La vida de Andrea era una carrera hacia sí misma. Nadie era su enemigo, cada ser que se movía a su lado no era sino un espíritu dentro de un cuerpo hermoso, repulsivo o anodino, un hermano en su camino por el mundo, un viajero de las estrellas.
Los demás eran muy importantes en su vida. Quería apasionadamente a Olivo, su pareja, a sus padres y a sus tres hermanas. Se sentía afortunada en su trabajo, tenía cinco o seis amigos de verdad y la gustaba rodearse de gente distinta y poder escucharlos, pues consideraba que cualquier ser humano la superaba en algún aspecto y le podía enseñar algo. Pero ninguno de ellos, ni siquiera Olivo, su compañero, eran su fin en el mundo ni tenían poder sobre su alegría o su felicidad. Ella marcaba sus propios límites, pues sabía que ellos solo la acompañarían un tramo su vida. Ella, y nadie más en el mundo, eran su razón de ser y su destino.

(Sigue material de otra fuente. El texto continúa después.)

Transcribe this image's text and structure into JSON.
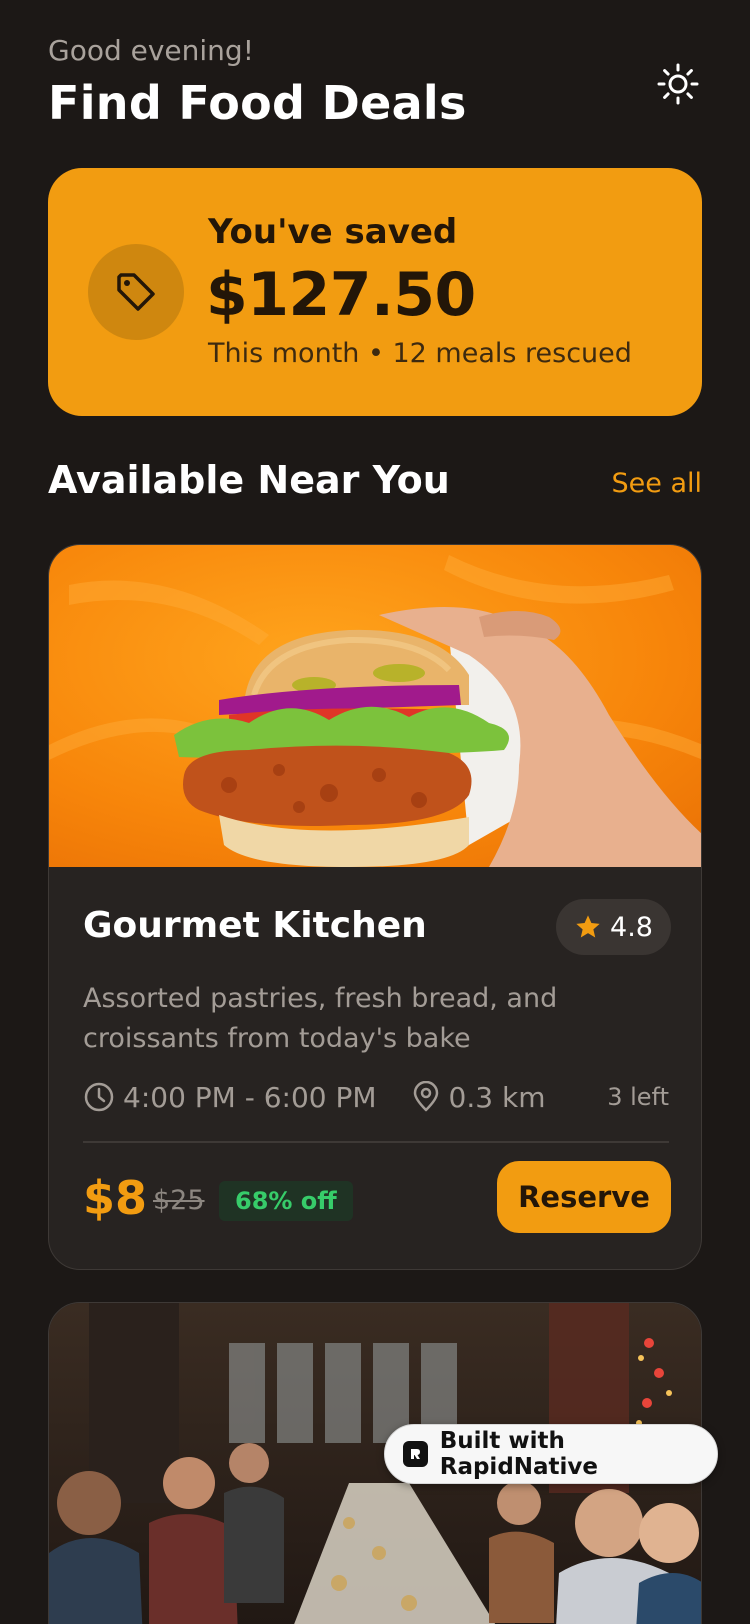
{
  "header": {
    "greeting": "Good evening!",
    "title": "Find Food Deals",
    "theme_icon": "sun-icon"
  },
  "savings": {
    "label": "You've saved",
    "amount": "$127.50",
    "subtitle": "This month • 12 meals rescued",
    "icon": "tag-icon"
  },
  "section": {
    "title": "Available Near You",
    "see_all": "See all"
  },
  "deals": [
    {
      "name": "Gourmet Kitchen",
      "rating": "4.8",
      "description": "Assorted pastries, fresh bread, and croissants from today's bake",
      "time": "4:00 PM - 6:00 PM",
      "distance": "0.3 km",
      "left": "3 left",
      "price": "$8",
      "original_price": "$25",
      "discount": "68% off",
      "reserve_label": "Reserve",
      "image": "chicken-sandwich-photo"
    },
    {
      "image": "dinner-party-photo"
    }
  ],
  "badge": {
    "text": "Built with RapidNative"
  },
  "colors": {
    "background": "#1c1816",
    "accent": "#f29c11",
    "card": "#272321",
    "success": "#37cc6a"
  }
}
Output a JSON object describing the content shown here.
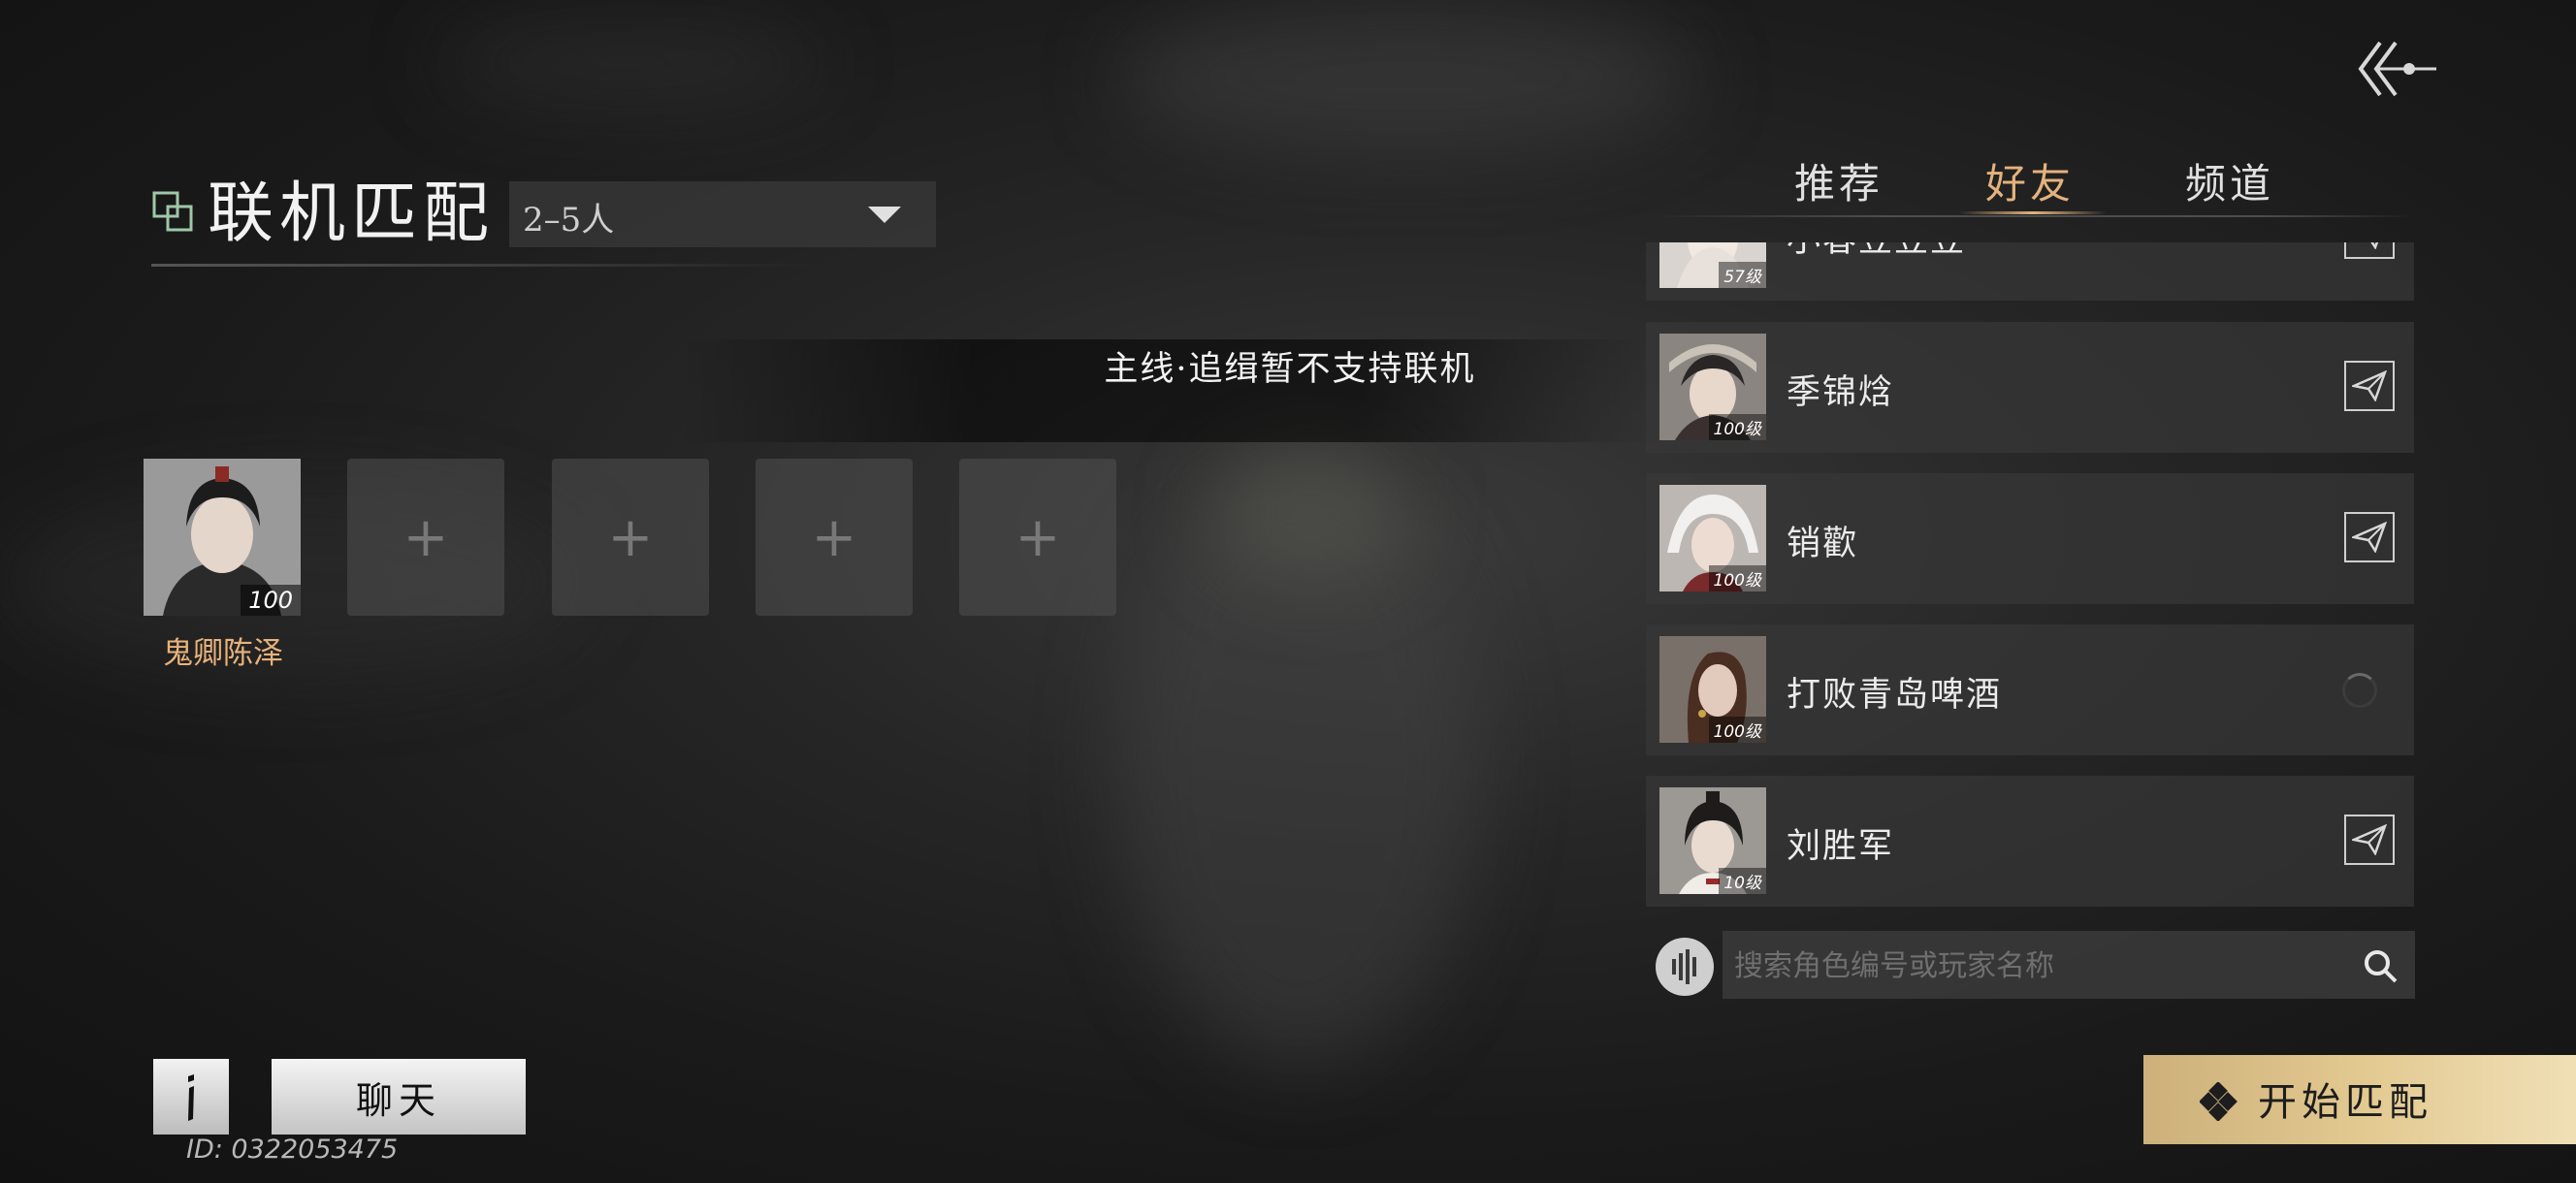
{
  "header": {
    "title": "联机匹配",
    "party_size": "2–5人"
  },
  "notice": "主线·追缉暂不支持联机",
  "team": {
    "leader": {
      "name": "鬼卿陈泽",
      "level": "100"
    },
    "empty_slots": [
      "+",
      "+",
      "+",
      "+"
    ]
  },
  "tabs": [
    {
      "label": "推荐",
      "active": false
    },
    {
      "label": "好友",
      "active": true
    },
    {
      "label": "频道",
      "active": false
    }
  ],
  "friends": [
    {
      "name": "小春豆豆豆",
      "level": "57级",
      "status": "invite"
    },
    {
      "name": "季锦焓",
      "level": "100级",
      "status": "invite"
    },
    {
      "name": "销歡",
      "level": "100级",
      "status": "invite"
    },
    {
      "name": "打败青岛啤酒",
      "level": "100级",
      "status": "loading"
    },
    {
      "name": "刘胜军",
      "level": "10级",
      "status": "invite"
    }
  ],
  "search": {
    "placeholder": "搜索角色编号或玩家名称"
  },
  "footer": {
    "info_label": "i",
    "chat_label": "聊天",
    "player_id": "ID: 0322053475",
    "start_label": "开始匹配"
  },
  "colors": {
    "accent_gold": "#e3b27d",
    "start_button": "#e2c990"
  },
  "icons": {
    "back": "back-arrow-icon",
    "match": "match-icon",
    "invite": "paper-plane-icon",
    "voice": "voice-icon",
    "search": "search-icon",
    "start": "diamond-icon"
  }
}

Sin embargo, el día que perdió a la pequeña criatura que llevaba en su interior, la boca se le llenó de alfileres. La había sentido dentro de sí, como un pulso discontinuo, como una corriente marina, como cae la nieve. Contra la opinión de todos, pidió ver su cuerpo minúsculo. Acudió a una pequeña sala muy iluminada y se quedó mirándolo largamente, desgarrada por una tristeza infinita.
Su vida se desbocó para siempre. No quiso ningún otro niño que ocupara el lugar de aquél. Se sentía deprimida y triste. Acudía a trabajar y realizaba sus tareas cotidianas, pero casi no hablaba con nadie. Olivo la consolaba atento y dispuesto. Permaneció así varios años, con él siempre a su lado, como un ángel custodio, hasta que empezó a sentir una pequeña mejoría.
Han pasado muchos años desde entonces. Andrea ha iniciado un lento camino de vuelta a sí misma. Lee, pasea, medita o habla con sus amigos de siempre, pero nunca ha logrado asimilar su dolor. Su boca aún está llena de pequeñas alfileres que la despiertan cada noche, como una tormenta infinita que habitara en su cerebro.